I told myself that simply being at the beach counted, even if it was cloudy. I picked it up from my mother who told me It’s the thought that counts when my father sent me mindless belated birthday gifts. I was walking like a bird with one foot exactly in front of the other, right on the line where the wet sand met the dry.
The lady on the beach was on vacation. It’s sweet that she approached me. I am six-foot and seldom clean-shaven. My clothes are clean but unassuming, which, I think, gives the impression either that I am upstanding, or that I want to look like I am.
“I’m sorry to bother you,” she said, the way the waitress had the night when I was twelve and my mother told me my father was moving away and we stayed past closing. She pulled the hair out of her mouth that the wind had put there.
“It’s fine,” I said just like I told my mother.
“Could you take a picture for me?”
The lady on vacation was holding a camera. She had hair like a medieval helmet and she wore a pink tank top that showed the cold dimpled flesh of her upper arms.
“Of course,” I said, the same way I said it to my girlfriend when I was sixteen and she asked if I was okay. I took the camera. Politely, I asked her where she was from. She said she was from Kansas. Or Arkansas. One of those big states that are flat and full of corn.
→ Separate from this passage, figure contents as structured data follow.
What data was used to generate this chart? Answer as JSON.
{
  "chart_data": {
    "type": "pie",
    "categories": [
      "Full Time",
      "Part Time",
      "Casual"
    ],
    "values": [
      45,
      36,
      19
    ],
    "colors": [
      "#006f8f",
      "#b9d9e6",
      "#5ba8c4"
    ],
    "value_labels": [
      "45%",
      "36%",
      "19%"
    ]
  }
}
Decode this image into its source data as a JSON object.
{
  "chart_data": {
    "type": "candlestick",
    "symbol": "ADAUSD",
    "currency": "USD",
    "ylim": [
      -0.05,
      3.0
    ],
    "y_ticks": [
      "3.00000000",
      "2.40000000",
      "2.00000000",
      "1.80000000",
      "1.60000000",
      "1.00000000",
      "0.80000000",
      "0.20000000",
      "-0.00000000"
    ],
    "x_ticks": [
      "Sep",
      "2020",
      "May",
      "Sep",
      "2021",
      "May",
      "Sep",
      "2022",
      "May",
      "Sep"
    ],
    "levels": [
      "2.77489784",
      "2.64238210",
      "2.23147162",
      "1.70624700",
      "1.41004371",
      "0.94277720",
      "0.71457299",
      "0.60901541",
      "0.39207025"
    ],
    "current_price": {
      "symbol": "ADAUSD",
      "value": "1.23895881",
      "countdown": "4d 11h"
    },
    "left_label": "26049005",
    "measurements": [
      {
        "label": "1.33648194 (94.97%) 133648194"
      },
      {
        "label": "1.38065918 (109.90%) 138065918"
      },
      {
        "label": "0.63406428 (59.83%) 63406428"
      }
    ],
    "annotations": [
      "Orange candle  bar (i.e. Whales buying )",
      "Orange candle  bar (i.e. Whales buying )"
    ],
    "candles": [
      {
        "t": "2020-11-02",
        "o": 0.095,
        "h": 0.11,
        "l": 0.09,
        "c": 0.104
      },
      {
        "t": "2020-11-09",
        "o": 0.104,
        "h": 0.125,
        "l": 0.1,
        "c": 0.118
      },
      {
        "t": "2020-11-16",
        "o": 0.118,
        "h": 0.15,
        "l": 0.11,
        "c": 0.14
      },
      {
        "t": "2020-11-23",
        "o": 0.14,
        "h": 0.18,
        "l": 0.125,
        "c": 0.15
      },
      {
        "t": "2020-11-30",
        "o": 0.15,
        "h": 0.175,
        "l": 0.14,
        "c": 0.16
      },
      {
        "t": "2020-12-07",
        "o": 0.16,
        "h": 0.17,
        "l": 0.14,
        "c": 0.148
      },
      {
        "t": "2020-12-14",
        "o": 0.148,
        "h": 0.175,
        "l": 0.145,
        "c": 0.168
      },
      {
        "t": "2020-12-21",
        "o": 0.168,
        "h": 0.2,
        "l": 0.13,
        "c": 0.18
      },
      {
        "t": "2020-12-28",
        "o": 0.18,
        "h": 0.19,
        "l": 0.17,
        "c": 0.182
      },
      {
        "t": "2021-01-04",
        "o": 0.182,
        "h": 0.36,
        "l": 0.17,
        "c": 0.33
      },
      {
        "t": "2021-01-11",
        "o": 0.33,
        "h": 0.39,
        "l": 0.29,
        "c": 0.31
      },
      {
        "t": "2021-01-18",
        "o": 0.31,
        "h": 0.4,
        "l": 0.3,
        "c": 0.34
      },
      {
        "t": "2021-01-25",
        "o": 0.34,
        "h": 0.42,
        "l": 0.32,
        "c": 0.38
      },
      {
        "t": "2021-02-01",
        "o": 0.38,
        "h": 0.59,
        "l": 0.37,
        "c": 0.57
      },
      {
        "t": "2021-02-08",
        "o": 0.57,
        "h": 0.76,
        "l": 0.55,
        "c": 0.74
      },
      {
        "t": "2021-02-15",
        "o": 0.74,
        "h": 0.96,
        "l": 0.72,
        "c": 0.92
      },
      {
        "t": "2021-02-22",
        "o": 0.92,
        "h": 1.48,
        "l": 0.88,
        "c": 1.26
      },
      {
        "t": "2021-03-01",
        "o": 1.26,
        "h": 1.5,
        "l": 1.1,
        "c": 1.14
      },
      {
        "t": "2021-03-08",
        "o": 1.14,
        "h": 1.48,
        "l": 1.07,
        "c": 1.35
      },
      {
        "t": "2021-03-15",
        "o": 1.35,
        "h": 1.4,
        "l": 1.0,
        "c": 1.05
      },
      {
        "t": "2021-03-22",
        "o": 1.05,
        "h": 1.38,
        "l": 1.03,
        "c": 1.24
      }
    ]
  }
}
I asked her if she liked the East Coast and she said she loved it, and rubbed the sand out of her eyes, just like my mother when she said she loved my father. Rubbing her eyes.
“I’m glad to hear it,” I said, the same way my girlfriend said it when we were eighteen and I told her I’d found a job out East.
Through the lens, the sky and the ocean were just a slab of concrete and its reflection in a puddle, and the woman was just a tin can.
“You look great,” I said, the last thing I ever told my mother. I was seventeen then.
The lens clicked
“Thank you,” the woman crooned, stretching out her hand. She said it must just be the camera—it was a nice camera. I looked at the camera and looked at her. She was looking at the camera and looking at me.
“I know,” I said, when, at my mother’s funeral, my father told me he loved me. It was heavy and the lens was long and it was covered in little red numbers that looked like missile coordinates. It did seem nice. “I know.”
And then I ran.
It’s sweet, really, how hard people try to trust people. And sad.